Auch Du schreibst so anders. Ich habe mehrmals gelesen, was Du ein Abenteuer nennst. Es klingt mir nicht gut, wie Du schreibst, ich kann nicht sagen wie, aber ich ängstige mich um Dich.

Bogner zeigte mir eine Menge Studienköpfe von der Herzogin. Das ist wieder so seltsam. Jeder scheint ein ganz andrer Kopf, manchmal ist die Ähnlichkeit kaum erkennbar, und gleich darauf scheint sie grade dort am geheimnisvollsten hervorzudämmern. Kannst Du das verstehn? O Renate, wer sind wir? Wer sind wir, daß ein Andrer tausend Bilder von uns machen könnte! Lach nicht, ich mußte eben dran denken, wie mir vor einiger Zeit die kinematographischen Bilder erklärt wurden, wo eine einzige Bewegung aus einer Kette von Bildchen besteht, und so denke ich, sind wir Menschen auch, und wenn man sich eine Vorstellung von einem machen wollte, so würde es eine unendliche Reihe von Bildern sein, die sich beständig auseinander- und wieder zusammenziehn, mich schwindelt, wenn ichs ausdenke. Bogner hat auch die Hände der Herzogin gemalt, so daß man darüber weinen möchte; sie sehen aus wie gefrorene Blumen, man möchte sie auftauen mit Tränen und Küssen.

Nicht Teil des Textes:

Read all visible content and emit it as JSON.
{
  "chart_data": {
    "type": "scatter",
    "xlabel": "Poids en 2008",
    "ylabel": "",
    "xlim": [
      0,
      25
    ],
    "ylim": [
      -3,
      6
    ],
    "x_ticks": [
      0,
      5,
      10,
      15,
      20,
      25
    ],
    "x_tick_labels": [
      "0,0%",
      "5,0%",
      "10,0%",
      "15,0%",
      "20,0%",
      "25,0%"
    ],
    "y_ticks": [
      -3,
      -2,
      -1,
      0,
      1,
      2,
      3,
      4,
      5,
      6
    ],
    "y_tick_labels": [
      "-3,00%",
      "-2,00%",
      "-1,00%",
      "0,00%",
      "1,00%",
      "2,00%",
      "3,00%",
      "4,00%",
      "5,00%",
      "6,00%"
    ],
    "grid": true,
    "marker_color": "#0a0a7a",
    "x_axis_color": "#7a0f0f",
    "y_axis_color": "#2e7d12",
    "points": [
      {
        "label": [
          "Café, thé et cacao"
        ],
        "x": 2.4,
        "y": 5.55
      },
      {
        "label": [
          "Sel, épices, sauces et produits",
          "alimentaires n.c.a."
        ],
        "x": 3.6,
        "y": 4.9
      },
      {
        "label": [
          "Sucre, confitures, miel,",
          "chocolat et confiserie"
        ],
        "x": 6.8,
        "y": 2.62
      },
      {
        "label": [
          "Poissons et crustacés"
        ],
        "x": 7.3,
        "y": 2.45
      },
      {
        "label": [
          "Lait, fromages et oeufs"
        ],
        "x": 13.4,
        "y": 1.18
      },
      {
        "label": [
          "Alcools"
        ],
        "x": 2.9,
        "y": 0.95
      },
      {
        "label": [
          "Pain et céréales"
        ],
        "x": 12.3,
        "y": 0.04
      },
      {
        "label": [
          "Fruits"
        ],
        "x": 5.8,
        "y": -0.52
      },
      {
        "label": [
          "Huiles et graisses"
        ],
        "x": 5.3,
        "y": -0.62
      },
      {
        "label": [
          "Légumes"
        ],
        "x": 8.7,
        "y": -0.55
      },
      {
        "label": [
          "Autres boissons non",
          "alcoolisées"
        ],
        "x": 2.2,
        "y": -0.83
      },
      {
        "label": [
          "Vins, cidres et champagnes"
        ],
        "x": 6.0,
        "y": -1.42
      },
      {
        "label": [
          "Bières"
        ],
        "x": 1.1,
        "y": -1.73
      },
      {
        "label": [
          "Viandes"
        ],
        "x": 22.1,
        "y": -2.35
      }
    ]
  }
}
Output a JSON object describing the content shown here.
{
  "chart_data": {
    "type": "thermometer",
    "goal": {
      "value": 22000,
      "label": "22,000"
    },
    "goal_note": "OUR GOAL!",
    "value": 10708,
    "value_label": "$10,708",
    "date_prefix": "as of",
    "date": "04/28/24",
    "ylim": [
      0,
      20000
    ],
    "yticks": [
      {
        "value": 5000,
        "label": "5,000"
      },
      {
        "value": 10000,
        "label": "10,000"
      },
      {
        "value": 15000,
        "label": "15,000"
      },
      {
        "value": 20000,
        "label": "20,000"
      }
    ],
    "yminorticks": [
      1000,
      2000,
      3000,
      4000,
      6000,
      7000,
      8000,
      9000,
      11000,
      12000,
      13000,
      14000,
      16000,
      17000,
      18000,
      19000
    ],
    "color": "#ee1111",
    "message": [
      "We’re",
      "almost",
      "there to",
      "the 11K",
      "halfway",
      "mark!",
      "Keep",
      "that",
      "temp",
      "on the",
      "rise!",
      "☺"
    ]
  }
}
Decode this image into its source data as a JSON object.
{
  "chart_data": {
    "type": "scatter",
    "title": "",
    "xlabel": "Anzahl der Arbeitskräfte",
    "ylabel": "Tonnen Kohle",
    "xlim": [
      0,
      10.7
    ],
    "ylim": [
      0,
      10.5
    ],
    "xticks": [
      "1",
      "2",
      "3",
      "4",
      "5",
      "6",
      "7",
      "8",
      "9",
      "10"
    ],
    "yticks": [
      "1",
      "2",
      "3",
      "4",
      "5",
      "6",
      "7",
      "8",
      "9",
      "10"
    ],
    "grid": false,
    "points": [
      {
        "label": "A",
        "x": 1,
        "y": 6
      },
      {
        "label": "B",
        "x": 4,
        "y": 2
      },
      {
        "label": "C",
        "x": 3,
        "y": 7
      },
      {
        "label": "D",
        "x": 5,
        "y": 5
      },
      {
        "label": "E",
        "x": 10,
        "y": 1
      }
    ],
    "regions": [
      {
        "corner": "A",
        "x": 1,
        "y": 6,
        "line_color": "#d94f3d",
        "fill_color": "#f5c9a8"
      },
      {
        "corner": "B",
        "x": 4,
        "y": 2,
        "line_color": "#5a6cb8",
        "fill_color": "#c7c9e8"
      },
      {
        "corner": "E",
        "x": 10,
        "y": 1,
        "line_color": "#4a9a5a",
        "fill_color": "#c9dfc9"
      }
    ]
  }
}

Nun muß ich Dir noch schreiben, daß die Obsternte in diesem Jahr nicht besonders ausgefallen ist. Papa wird Euch einen Korb Schöner von Bosko und Parmänen schicken, vielleicht auch ein paar Gravensteiner, aber sie sind gar nicht schön. Reinetten giebts kaum, und die Kaiserbirnen kann man am Baum zählen. Kochäpfel sollt Ihr auch haben, Papa rät Euch aber, die andern nicht mit ihnen zu verwechseln, sie würden wohl alle gleichmäßig nach gar nichts schmecken. Wenn Ihr trotzdem mehr haben wollt, so schreibe mirs bitte, aber Ihr bekommt vielleicht anderswo bessere. Vor ein paar Tagen war ein heftiger Sturm, der Obstgarten sieht traurig aus, es soll übrigens einen stürmischen Herbst und Winter ohne Schnee geben. Die letzten Rosen sind zerstört, so daß ich Dein Geschenk leider nicht erwidern kann, nach Astern fragst Du wohl nicht viel. Von wem ist das:

Wenn die Rosen deiner Wangen,
Liebste, lieblich blühn,
Denk ich, wie mein Lenz vergangen,
Seh den Herbst verglühn.
Deine Rosen, deine Blüten,
Ach, ich kann sie nicht behüten,
Alles ...

Das Ende weiß ich nicht, und ich meinte auch nur den Anfang. Wenn die Rosen deiner Wangen ... Das klingt so freundlich, ich denke an Dich dabei und freue mich leise.